The children took the ominous message from Israeli authorities to Muhannad Abu Srour, sports director at the Aida Youth Center in the camp near Bethlehem, and the news was not good.

"We were shocked to discover that it was a decision to demolish Aida camp's football field," Abu Srour told AFP, adding that more than 500 children regularly train on the field roughly half the size of a regulation soccer pitch.

"The football field is the only open space we have. If the field is taken away, the children's dream is taken away," Abu Srour said.

The planned destruction of the Aida field is one of many points of contention in the occupied West Bank, but it is a particularly painful one for young Palestinians yearning for a better future.

One of the older members, 18-year-old Abdallah al-Ansurur, hopes to make it into the national Palestinian team, and, like many other youth at Aida camp, took his first steps in the game on the pitch flanked by the eight-meter concrete Israeli wall.

"I started when I was about 13 years old. This field gave me a real opportunity to train," said Ansurur, who was born and raised in Aida camp, one of the smallest in the West Bank.

Ansurur, who trains to be a goalkeeper, calls the astroturf-covered piece of land a "lifeline".

"Without this field, I wouldn't have had this chance. If it didn't exist, we'd be playing in the streets -- or not playing at all," he said.

Israel has occupied the West Bank since 1967 and frequently demolishes Palestinian homes or infrastructure, arguing they were built without permits.

AFP was shown the note from COGAT, the Israeli defense ministry body in charge of Palestinian civilian affairs, which says the field was not authorized.

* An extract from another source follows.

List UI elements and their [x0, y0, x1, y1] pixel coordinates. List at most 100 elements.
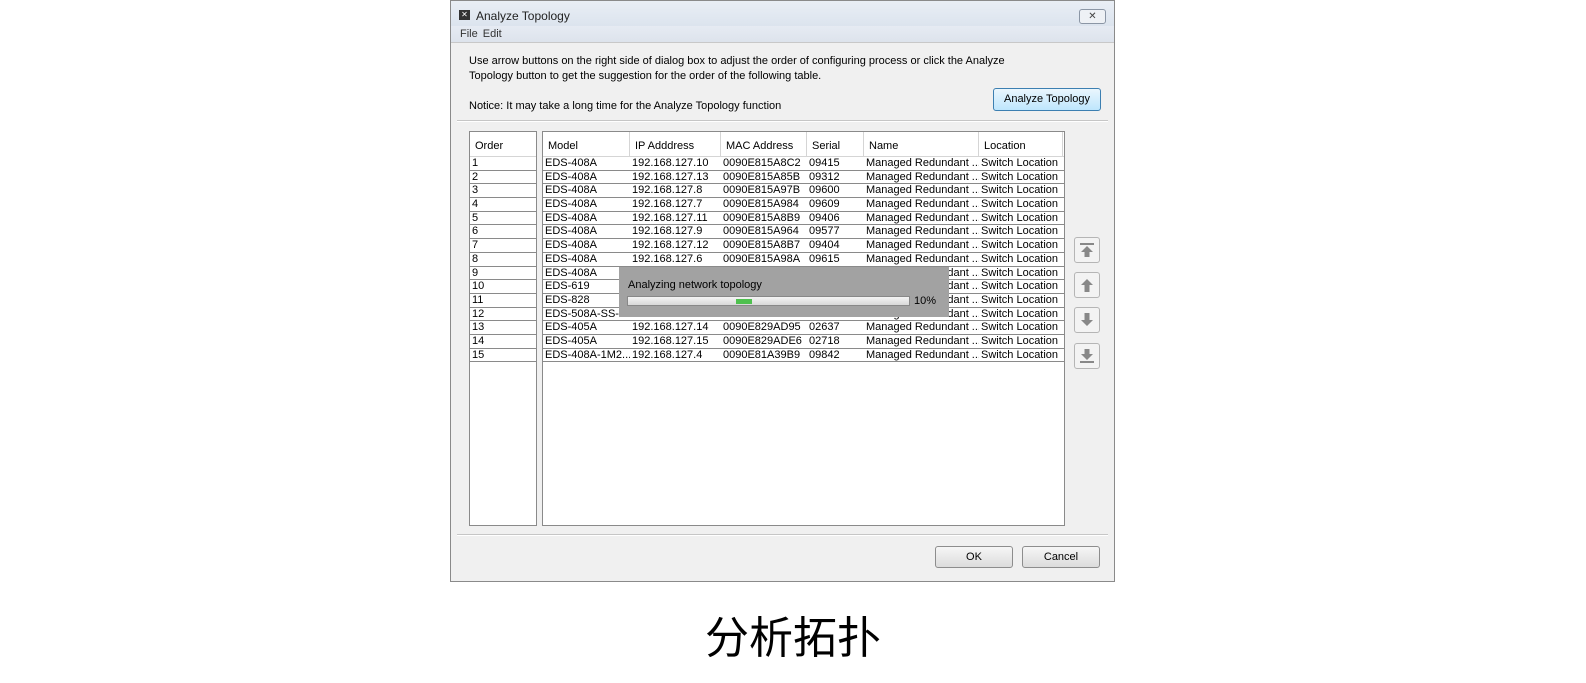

But Anton Salman, who was mayor of adjacent Bethlehem when the field was built in 2021, told AFP the construction was legal.

Salman said his municipality leased the land from the Armenian Church authorities to whom it belongs, before allowing Aida camp's popular committee to manage it for the benefit of residents.

Saeed al-Azzeh, head of the popular committee, confirmed the information, calling the space, "the only breathing space" for camp residents.

"Today, more than 7,000 people live on the same piece of land. Streets are narrow, alleys are cramped -- there is nowhere else," Azzeh said, referring to the camp.

Like other Palestinian refugee camps, Aida was built to accommodate some of the hundreds of thousands of people who either fled their homes or were forced out during the creation of Israel in 1948.

With time, tents gave way to concrete buildings, with the football field representing one of the few open spaces in the camp's dense patchwork.

Abu Srour is proud of what came out of the field, with youth sports delegations able to travel abroad to play, a welcome escape from the West Bank's myriad restrictions.

This is because checkpoints, a fixture of the West Bank since the start of Israel's occupation, have multiplied since the start of the war in Gaza.

Abu Srour mentioned that bringing a local team to Ramallah, a city 20 kilometers (12.5 miles) away as the crow flies, took six hours recently, instead of one hour in the past.

Restricted mobility is a major issue for most Palestinian athletes as it makes it nearly impossible for athletes of similar levels from different cities to train together.

Waseem Abu Sal, who was the first Palestinian boxer to participate in the Olympics, told AFP he frequently sparred with athletes of different levels or weight categories for lack of mobility.

Taking a short break from running a practice for 50 excited five- to 10-year-old boys, coach Mahmud Jandia told AFP he hoped the field would remain.

"Yes, the wall is there -- it feels like a prison -- but despite that, the most important thing is that the field remains and the children keep playing."

"If the field is demolished, all the children's dreams will be demolished with it."